Every year, the Ogdensburg Boys & Girls Club holds a popular expo--Miller describes it as the equivalent of a county fair--with exhibits, concessions, games, and entertainment. For the past three years the Ogdensburg Public Library has set up at the expo to promote its services. But this year, Miller used some newly-acquired technology to drive library participation even further.

With a refurbished WiFi-enabled laptop and SirsiDynix Symphony ILS software, Miller set up a mobile branch library for sign-ups at the expo. A utility installed on the laptop allowed staffers at the event to remotely access the ILS and register new members.

"All ages/classes are there," Miller said. "So it was a really good opportunity for us to register new library cardholders, and give people a good idea what the library does in a remote situation."

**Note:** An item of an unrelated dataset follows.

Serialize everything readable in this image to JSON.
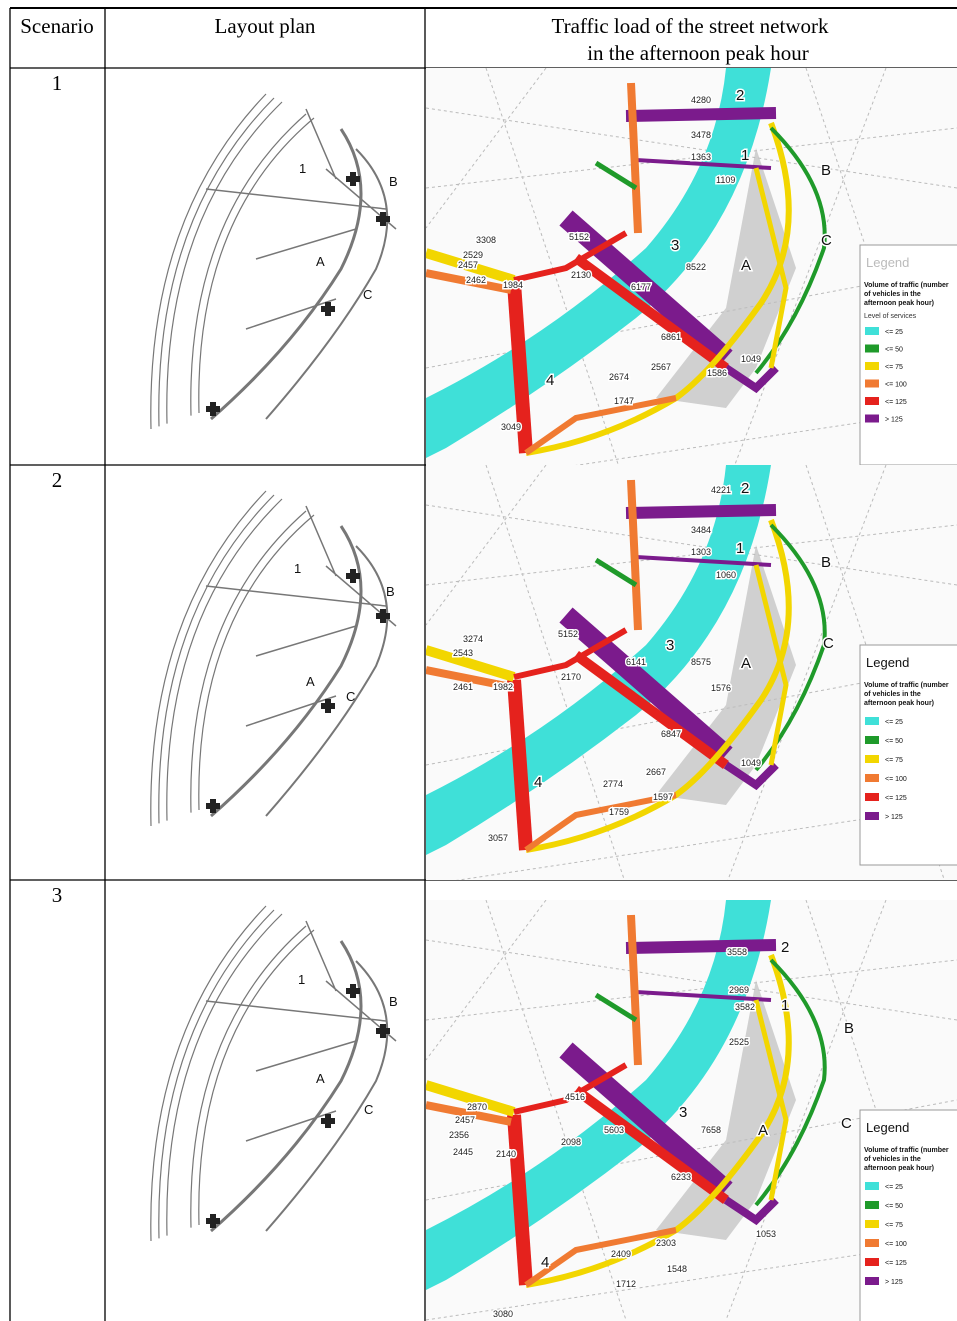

Miller got several new sign-ups at the event, and drummed up interest in the library and literacy with a free raffle where winners received a book of their choice. Nearly 400 expo attendees came by the library's booth to sign up. The library also gave away more than 350 books that they had left over from their most recent annual book sale. "It was all-in-all a very positive experience for library staff and our volunteers who were running the booth, and I think for the hundreds and hundreds of people who stopped at our booth," Miller told us.

Tracking the Past

Ogdensburg is a unique library in that its vault serves as the community's museum and archive. The library has archival materials – both manuscripts and objects like cannonballs from the War of 1812 – date as far back as the 1750s.

It's obvious that history is one of Miller's passions. He shared a story about the historical mission La Gallette, which existed where Ogdensburg now stands and was possibly the largest community of Native Americans on the continent at one time.

Miller wanted to inventory the collection to maintain its integrity and make it more accessible to the public. To start the project, the library acquired a desktop computer running Windows XP through TechSoup. Miller installed PastPerfect collection management software, which is designed for museums, on the machine to perform the task. The new machine replaces an aging laptop that was only deployed in the vault periodically. "Now having the XP box that we got from TechSoup gives us more computing power enough to handle PastPerfect and do other tasks, and it creates a more permanent presence, a more substantial infrastructure to support our archives and archival users," Miller told us.

The software allows the user to add museum-type descriptions and photos of archival materials. Miller hopes to make the items available for viewing online, which is part of the software's functionality.

"This is allowing us to make the next big step in organizing, protecting, and making available those unique materials that are of importance to our community and beyond," Miller told us.

Shifting with the Times

Miller knows that keeping up with developing technologies and services is crucial for libraries to stay relevant. Though Miller said his staff isn't necessarily tech-savvy – he described them as "digital immigrants" – he knows that getting the librarians comfortable enough with new technologies to provide them to patrons will be worth the challenge.

Ogdensburg's success using mobile technologies at the Boys & Girls Club expo has raised Miller's interest in other mobile applications. SirsiDynix offers a mobile app called PocketCirc for staff to use circulation and inventory functions as well an iPhone app called BookMyne that allows patrons to access the catalog, place holds, and perform other functions.

Miller is also considering incorporating tablets and eBooks into the library's public computing resources instead of more desktops, since those devices are becoming increasingly popular and useful.

Those kinds of nontraditional, non-book related services are obviously key to maintain the relevance of libraries and literacy for a generation that will be our taxpayers in another 10 years," Miler told us.

As technology evolves, libraries like Miller's have a great opportunity to both educate and draw in new patrons by embracing new technology and providing programs that support it.